Seit 1982 war er Mitglied, später Vorsitzender des Direktoriums des
Zentralrats der Juden in Deutschland. 1989 wurde er Stellvertreter Heinz
Galinskis an der Spitze des Zentralrats der Juden. Im September 1992 wurde
Bubis zum Nachfolger des verstorbenen Galinski gewählt.
Erst vor wenigen Wochen hatte Bubis mit einer bitteren Selbstkritik
seines siebenjährigen Wirkens für Aufsehen gesorgt. Bubis wird nach Angaben
des israelischen Rundfunks an diesem Sonntag in Israel begraben.
Deutscher Staatsbürger jüdischen Glaubens
Hamburg (dpa) Mit der Wahl des Frankfurter Geschäftsmanns
Ignatz Bubis zum Vorsitzenden des Zentralrats der Juden in Deutschland kam
1992 neuer Wind in das höchste Gremium der deutschen Juden. Anders als sein
verstorbener Vorgänger Heinz Galinski sah sich Bubis weniger als unbeugsamen
Mahner, denn als "deutschen Staatsbürger jüdischen Glaubens". Er verfocht
seine Meinung gegenüber anders Denkenden offensiv und sprach dabei sogar mit
unverbesserlichen Antisemiten. Immer wieder mischte sich Bubis in die
öffentliche Diskussion ein.
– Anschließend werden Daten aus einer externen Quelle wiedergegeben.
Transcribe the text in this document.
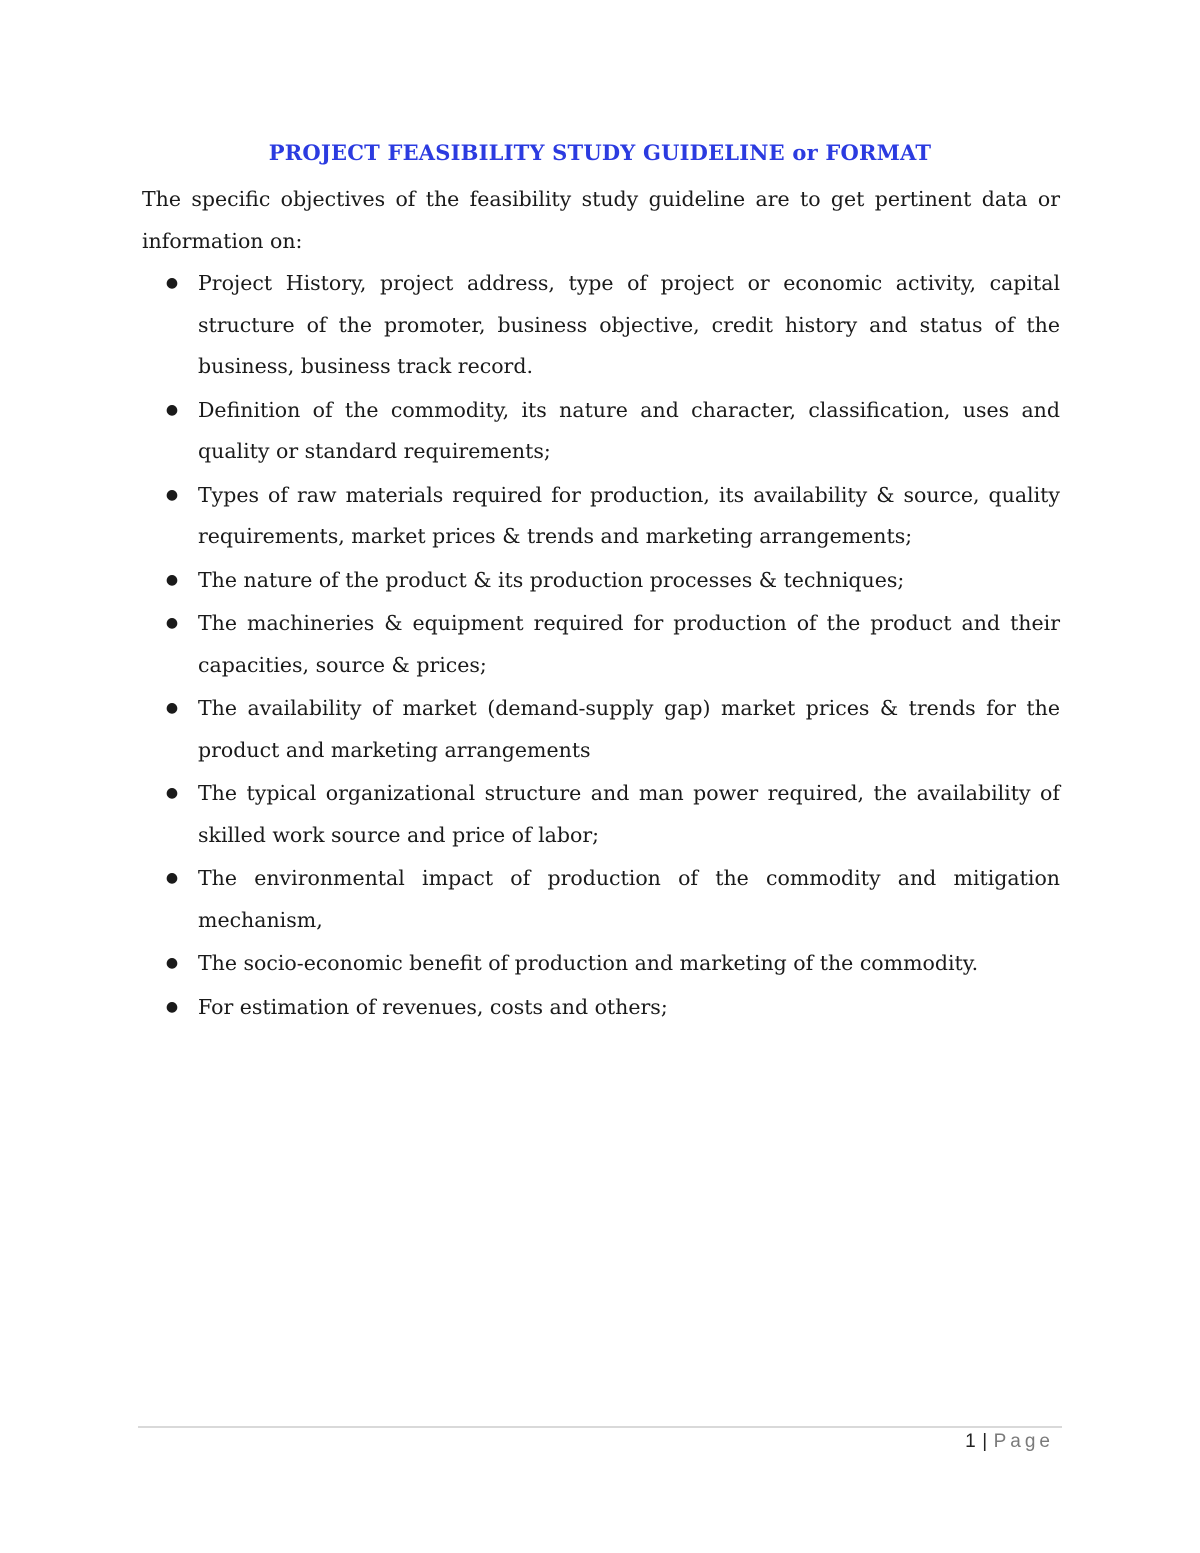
PROJECT FEASIBILITY STUDY GUIDELINE or FORMAT
The specific objectives of the feasibility study guideline are to get pertinent data or information on:
● Project History, project address, type of project or economic activity, capital structure of the promoter, business objective, credit history and status of the business, business track record.
● Definition of the commodity, its nature and character, classification, uses and quality or standard requirements;
● Types of raw materials required for production, its availability & source, quality requirements, market prices & trends and marketing arrangements;
● The nature of the product & its production processes & techniques;
● The machineries & equipment required for production of the product and their capacities, source & prices;
● The availability of market (demand-supply gap) market prices & trends for the product and marketing arrangements
● The typical organizational structure and man power required, the availability of skilled work source and price of labor;
● The environmental impact of production of the commodity and mitigation mechanism,
● The socio-economic benefit of production and marketing of the commodity.
● For estimation of revenues, costs and others;
1 | Page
So forderte er, gegen rechtsradikale Gewalttäter
hart vorzugehen und den ursprünglichen Asylartikel im Grundgesetz
beizubehalten.
Zum Ende bittere Bilanz gezogen
Dennoch zeigte sich Bubis in jüngster Zeit zum Ende seiner Amtszeit
unzufrieden mit seiner Arbeit. Er habe fast nichts bewirkt, zog er bittere
Bilanz. Jüdische und nichtjüdische Deutsche seien einander fremd geblieben. In
der anschließenden Debatte wurden auch Forderungen laut, Bubis solle nicht für
eine weitere Amtszeit kandidieren. Politiker und Zentralrat der Juden nahmen
Bubis und den "unglaublichen Kraftakt" seiner Arbeit dabei in Schutz.
Bubis war von Haus aus kein Intellektueller, sondern Kaufmann. Sein
Vermögen erwarb sich der im schlesischen Breslau geborene Beamtensohn
(12.01.1927) mit Immobiliengeschäften. Anfang der 70-er Jahre, als die
APO-Generation um besetzte Häuser im Frankfurter Westendviertel kämpfte, zog
er sich den Ruf eines "skrupellosen Spekulanten" zu - dass auch die Stadt
Frankfurt/M. Bürohochhäuser wollte, wurde dabei übersehen.
Holocaust erlebt und überlebt
Bubis hatte den Holocaust erlebt und überlebt. Anfang 1941 gelangte
er in das Getto im polnischen Deblin an der Weichsel, später in ein
Arbeitslager. Sein Vater und zwei Geschwister wurden von Deutschen umgebracht.
"Dass ich noch lebe, ist ein Zufall", sagte Bubis einmal. Nach dem Krieg kam
er über die Stationen Dresden, Berlin, Pforzheim und Stuttgart nach
Frankfurt/Main, wo er bis 1975 einen Schmuck- und Edelmetallhandel betrieb.
Seinen Wechsel in die Immobilienbranche beschrieb er so: "Ich habe Architekten
beschäftigt und mit Baufirmen gebaut und dabei gelernt."
Bereits 1969 war Bubis in die FDP eingetreten und rückte in den
hessischen Landesvorstand auf. Seit 1983 war er Vorstandsvorsitzender der
Jüdischen Gemeinde in Frankfurt, die mit rund 6000 Mitgliedern zweitgrößte
deutsche Gemeinde nach Berlin. Bis Dezember 1992 leitete er sechs Jahre lang
den Rundfunkrat des Hessischen Rundfunks.
Nach Annahme des Ehrenamts als Zentralvorsitzender stand Bubis rund
40 000 bekennenden deutschen Juden in 75 Gemeinden vor.